Long before his Bar Mitzvah, Jonathan had begun wearing a silver bracelet bearing the name of a refusenik: Vladimir Slepak, who with his wife Masha became one of the most highly visible of Russia’s Jews and also had strong Philadelphia ties. Jonathan also knew his way around a protest rally, and had helped his parents play host to Russian families lucky enough to make it out, some of them staying up to a month while they got on their feet.
“The movement was a substantial part of our lives — it was enormous,” he says. “To me as a child, it seemed a natural and important thing to be doing. I grew up in a house where as children we would march on Washington, where we knew our parents were smuggling Judaica into homes where it wasn’t permitted.”
Today, Molod is passing those values on to his children — Samantha, 10, and David, 8. And they seem to be taking root.
“We teach our children that if something is happening in the world that they think is wrong, part of their obligation is to speak up. My daughter recently spoke out at a town hall meeting against a school closing she thought was wrong,” the computer expert says.
For many of the local activists who came of political age with the movement, the experience was life-changing. “Advocating for Soviet Jewry taught Americans how to lobby, says Gal Beckerman in When They Come for Us, We’ll Be Gone, a comprehensive history of the period.
“It was the effort to get the American government to pressure the Soviets that first taught American Jews how to flex their political muscle,” says Beckerman, a Forward staffer who will be part of a Dec. 16 panel discussion focusing on the advocacy movement and sponsored by the local American Jewish Committee.
Why did Philadelphia residents from all walks of life and political streams come together for what some people call the greatest success story in recent Jewish history?
The answer, says Brodsky, is both simple and profound. “My parents came from the Ukraine, so we could relate to the plight of the refuseniks,” the investment banker says. “When we went into those apartments and we saw the quality of the Soviet Jews, they captured our hearts.

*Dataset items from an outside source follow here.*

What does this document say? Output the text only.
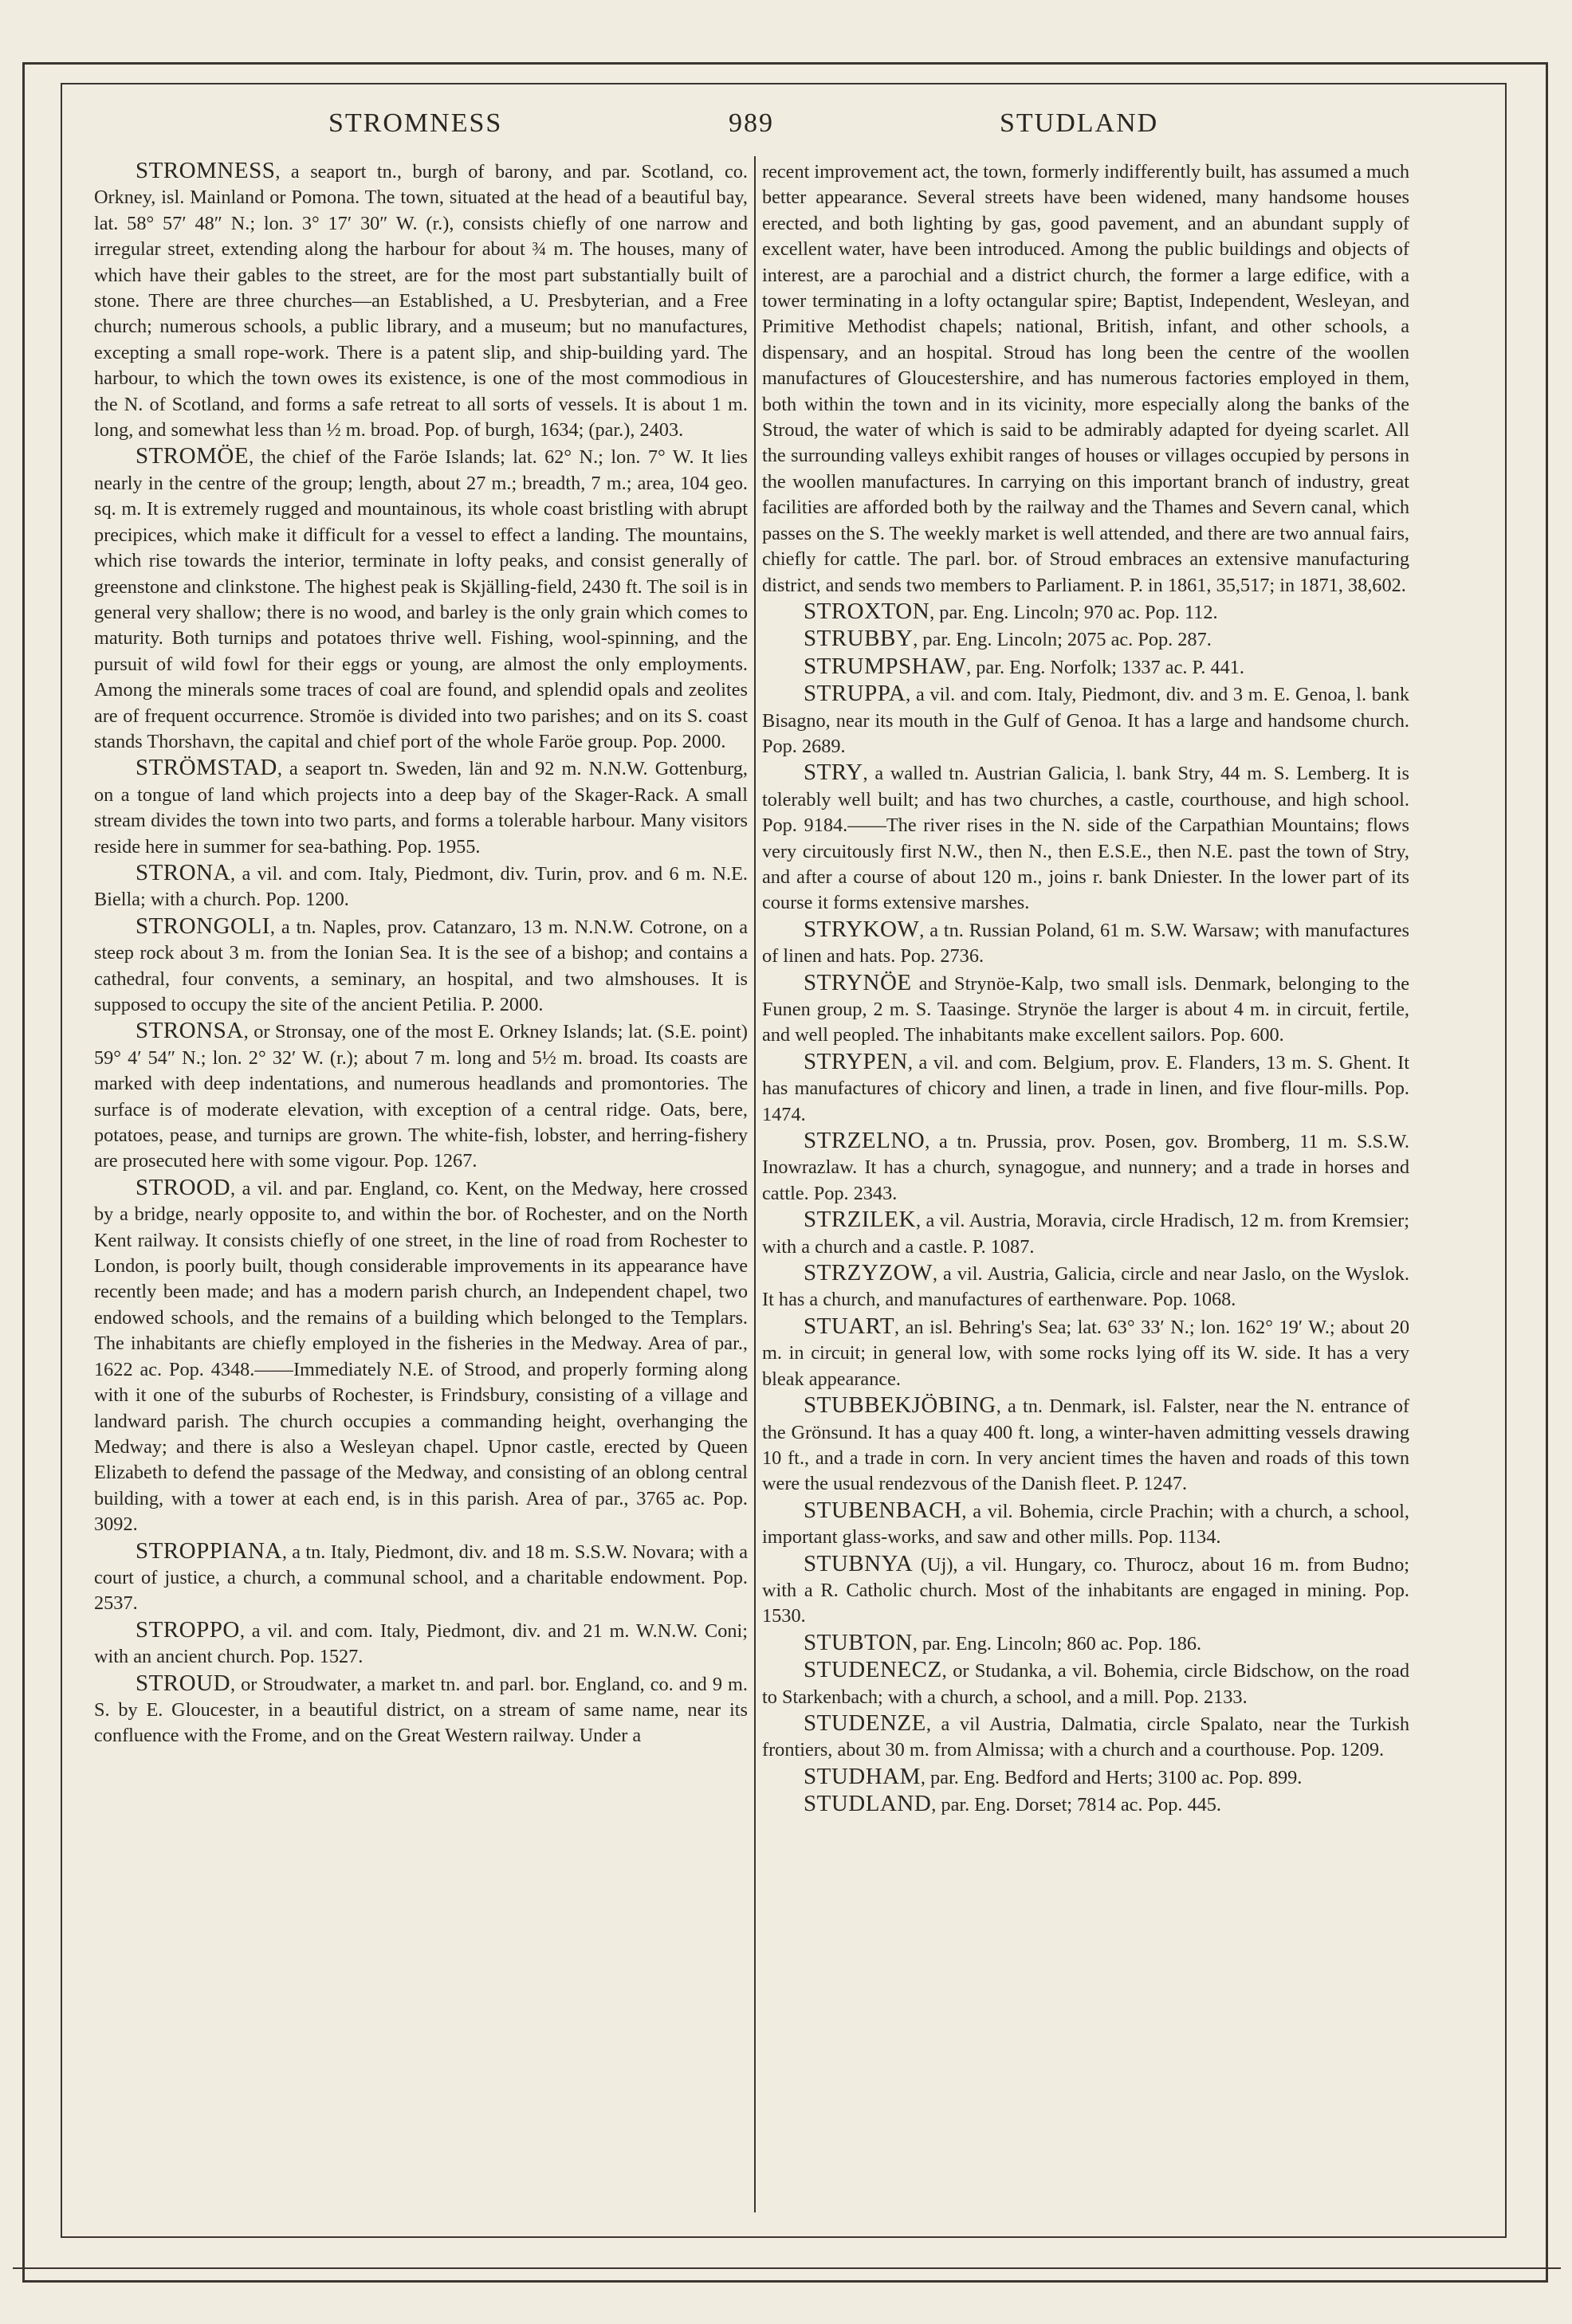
STROMNESS	989	STUDLAND

STROMNESS, a seaport tn., burgh of barony, and par. Scotland, co. Orkney, isl. Mainland or Pomona. The town, situated at the head of a beautiful bay, lat. 58° 57′ 48″ N.; lon. 3° 17′ 30″ W. (r.), consists chiefly of one narrow and irregular street, extending along the harbour for about ¾ m. The houses, many of which have their gables to the street, are for the most part substantially built of stone. There are three churches—an Established, a U. Presbyterian, and a Free church; numerous schools, a public library, and a museum; but no manufactures, excepting a small rope-work. There is a patent slip, and ship-building yard. The harbour, to which the town owes its existence, is one of the most commodious in the N. of Scotland, and forms a safe retreat to all sorts of vessels. It is about 1 m. long, and somewhat less than ½ m. broad. Pop. of burgh, 1634; (par.), 2403.

STROMÖE, the chief of the Faröe Islands; lat. 62° N.; lon. 7° W. It lies nearly in the centre of the group; length, about 27 m.; breadth, 7 m.; area, 104 geo. sq. m. It is extremely rugged and mountainous, its whole coast bristling with abrupt precipices, which make it difficult for a vessel to effect a landing. The mountains, which rise towards the interior, terminate in lofty peaks, and consist generally of greenstone and clinkstone. The highest peak is Skjälling-field, 2430 ft. The soil is in general very shallow; there is no wood, and barley is the only grain which comes to maturity. Both turnips and potatoes thrive well. Fishing, wool-spinning, and the pursuit of wild fowl for their eggs or young, are almost the only employments. Among the minerals some traces of coal are found, and splendid opals and zeolites are of frequent occurrence. Stromöe is divided into two parishes; and on its S. coast stands Thorshavn, the capital and chief port of the whole Faröe group. Pop. 2000.

STRÖMSTAD, a seaport tn. Sweden, län and 92 m. N.N.W. Gottenburg, on a tongue of land which projects into a deep bay of the Skager-Rack. A small stream divides the town into two parts, and forms a tolerable harbour. Many visitors reside here in summer for sea-bathing. Pop. 1955.

STRONA, a vil. and com. Italy, Piedmont, div. Turin, prov. and 6 m. N.E. Biella; with a church. Pop. 1200.

STRONGOLI, a tn. Naples, prov. Catanzaro, 13 m. N.N.W. Cotrone, on a steep rock about 3 m. from the Ionian Sea. It is the see of a bishop; and contains a cathedral, four convents, a seminary, an hospital, and two almshouses. It is supposed to occupy the site of the ancient Petilia. P. 2000.

STRONSA, or Stronsay, one of the most E. Orkney Islands; lat. (S.E. point) 59° 4′ 54″ N.; lon. 2° 32′ W. (r.); about 7 m. long and 5½ m. broad. Its coasts are marked with deep indentations, and numerous headlands and promontories. The surface is of moderate elevation, with exception of a central ridge. Oats, bere, potatoes, pease, and turnips are grown. The white-fish, lobster, and herring-fishery are prosecuted here with some vigour. Pop. 1267.

STROOD, a vil. and par. England, co. Kent, on the Medway, here crossed by a bridge, nearly opposite to, and within the bor. of Rochester, and on the North Kent railway. It consists chiefly of one street, in the line of road from Rochester to London, is poorly built, though considerable improvements in its appearance have recently been made; and has a modern parish church, an Independent chapel, two endowed schools, and the remains of a building which belonged to the Templars. The inhabitants are chiefly employed in the fisheries in the Medway. Area of par., 1622 ac. Pop. 4348.——Immediately N.E. of Strood, and properly forming along with it one of the suburbs of Rochester, is Frindsbury, consisting of a village and landward parish. The church occupies a commanding height, overhanging the Medway; and there is also a Wesleyan chapel. Upnor castle, erected by Queen Elizabeth to defend the passage of the Medway, and consisting of an oblong central building, with a tower at each end, is in this parish. Area of par., 3765 ac. Pop. 3092.

STROPPIANA, a tn. Italy, Piedmont, div. and 18 m. S.S.W. Novara; with a court of justice, a church, a communal school, and a charitable endowment. Pop. 2537.

STROPPO, a vil. and com. Italy, Piedmont, div. and 21 m. W.N.W. Coni; with an ancient church. Pop. 1527.

STROUD, or Stroudwater, a market tn. and parl. bor. England, co. and 9 m. S. by E. Gloucester, in a beautiful district, on a stream of same name, near its confluence with the Frome, and on the Great Western railway. Under a

recent improvement act, the town, formerly indifferently built, has assumed a much better appearance. Several streets have been widened, many handsome houses erected, and both lighting by gas, good pavement, and an abundant supply of excellent water, have been introduced. Among the public buildings and objects of interest, are a parochial and a district church, the former a large edifice, with a tower terminating in a lofty octangular spire; Baptist, Independent, Wesleyan, and Primitive Methodist chapels; national, British, infant, and other schools, a dispensary, and an hospital. Stroud has long been the centre of the woollen manufactures of Gloucestershire, and has numerous factories employed in them, both within the town and in its vicinity, more especially along the banks of the Stroud, the water of which is said to be admirably adapted for dyeing scarlet. All the surrounding valleys exhibit ranges of houses or villages occupied by persons in the woollen manufactures. In carrying on this important branch of industry, great facilities are afforded both by the railway and the Thames and Severn canal, which passes on the S. The weekly market is well attended, and there are two annual fairs, chiefly for cattle. The parl. bor. of Stroud embraces an extensive manufacturing district, and sends two members to Parliament. P. in 1861, 35,517; in 1871, 38,602.

STROXTON, par. Eng. Lincoln; 970 ac. Pop. 112.

STRUBBY, par. Eng. Lincoln; 2075 ac. Pop. 287.

STRUMPSHAW, par. Eng. Norfolk; 1337 ac. P. 441.

STRUPPA, a vil. and com. Italy, Piedmont, div. and 3 m. E. Genoa, l. bank Bisagno, near its mouth in the Gulf of Genoa. It has a large and handsome church. Pop. 2689.

STRY, a walled tn. Austrian Galicia, l. bank Stry, 44 m. S. Lemberg. It is tolerably well built; and has two churches, a castle, courthouse, and high school. Pop. 9184.——The river rises in the N. side of the Carpathian Mountains; flows very circuitously first N.W., then N., then E.S.E., then N.E. past the town of Stry, and after a course of about 120 m., joins r. bank Dniester. In the lower part of its course it forms extensive marshes.

STRYKOW, a tn. Russian Poland, 61 m. S.W. Warsaw; with manufactures of linen and hats. Pop. 2736.

STRYNÖE and Strynöe-Kalp, two small isls. Denmark, belonging to the Funen group, 2 m. S. Taasinge. Strynöe the larger is about 4 m. in circuit, fertile, and well peopled. The inhabitants make excellent sailors. Pop. 600.

STRYPEN, a vil. and com. Belgium, prov. E. Flanders, 13 m. S. Ghent. It has manufactures of chicory and linen, a trade in linen, and five flour-mills. Pop. 1474.

STRZELNO, a tn. Prussia, prov. Posen, gov. Bromberg, 11 m. S.S.W. Inowrazlaw. It has a church, synagogue, and nunnery; and a trade in horses and cattle. Pop. 2343.

STRZILEK, a vil. Austria, Moravia, circle Hradisch, 12 m. from Kremsier; with a church and a castle. P. 1087.

STRZYZOW, a vil. Austria, Galicia, circle and near Jaslo, on the Wyslok. It has a church, and manufactures of earthenware. Pop. 1068.

STUART, an isl. Behring's Sea; lat. 63° 33′ N.; lon. 162° 19′ W.; about 20 m. in circuit; in general low, with some rocks lying off its W. side. It has a very bleak appearance.

STUBBEKJÖBING, a tn. Denmark, isl. Falster, near the N. entrance of the Grönsund. It has a quay 400 ft. long, a winter-haven admitting vessels drawing 10 ft., and a trade in corn. In very ancient times the haven and roads of this town were the usual rendezvous of the Danish fleet. P. 1247.

STUBENBACH, a vil. Bohemia, circle Prachin; with a church, a school, important glass-works, and saw and other mills. Pop. 1134.

STUBNYA (Uj), a vil. Hungary, co. Thurocz, about 16 m. from Budno; with a R. Catholic church. Most of the inhabitants are engaged in mining. Pop. 1530.

STUBTON, par. Eng. Lincoln; 860 ac. Pop. 186.

STUDENECZ, or Studanka, a vil. Bohemia, circle Bidschow, on the road to Starkenbach; with a church, a school, and a mill. Pop. 2133.

STUDENZE, a vil Austria, Dalmatia, circle Spalato, near the Turkish frontiers, about 30 m. from Almissa; with a church and a courthouse. Pop. 1209.

STUDHAM, par. Eng. Bedford and Herts; 3100 ac. Pop. 899.

STUDLAND, par. Eng. Dorset; 7814 ac. Pop. 445.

If my grandparents hadn’t been so smart and gotten out when they did, we would have been there, just like the refuseniks were. They touched our lives so much because we saw ourselves.”
Moreover, adds Bernard Dishler, the first stirrings of the movement came as details of the Holocaust were beginning to come to light, offering dark hints that the American Jewish community might not have acted with as much unity or conviction as it might have.
“We felt we couldn’t make the same mistakes,” Disher says quietly.
“The Soviet Jewry Movement and American Jewish Advocacy: 25 Years Later” will take place Sunday, Dec. 16, beginning at 10 a.m., at the National Museum of American Jewish History, 101 S. Independence Mall East, Philadelphia. The event, sponsored by the American Jewish Committee, along with other local and national groups, will include a symposium and a musical tribute. To register for the free event, go to: ajc.org/sovietjewryphilly or call the Philadelphia AJC office at 215 665-2300.
Teresa Heinz will be honored at an American Jewish Committee fundraising event for her work as an advocate for human rights on Monday, Dec. 10. In 1977, Heinz was part of the core group that became Senate Wives for Soviet Jewry. She also organized and led a delegation to the Soviet Union and participated as a speaker in the Freedom Sunday Rally in Washington 25 years ago.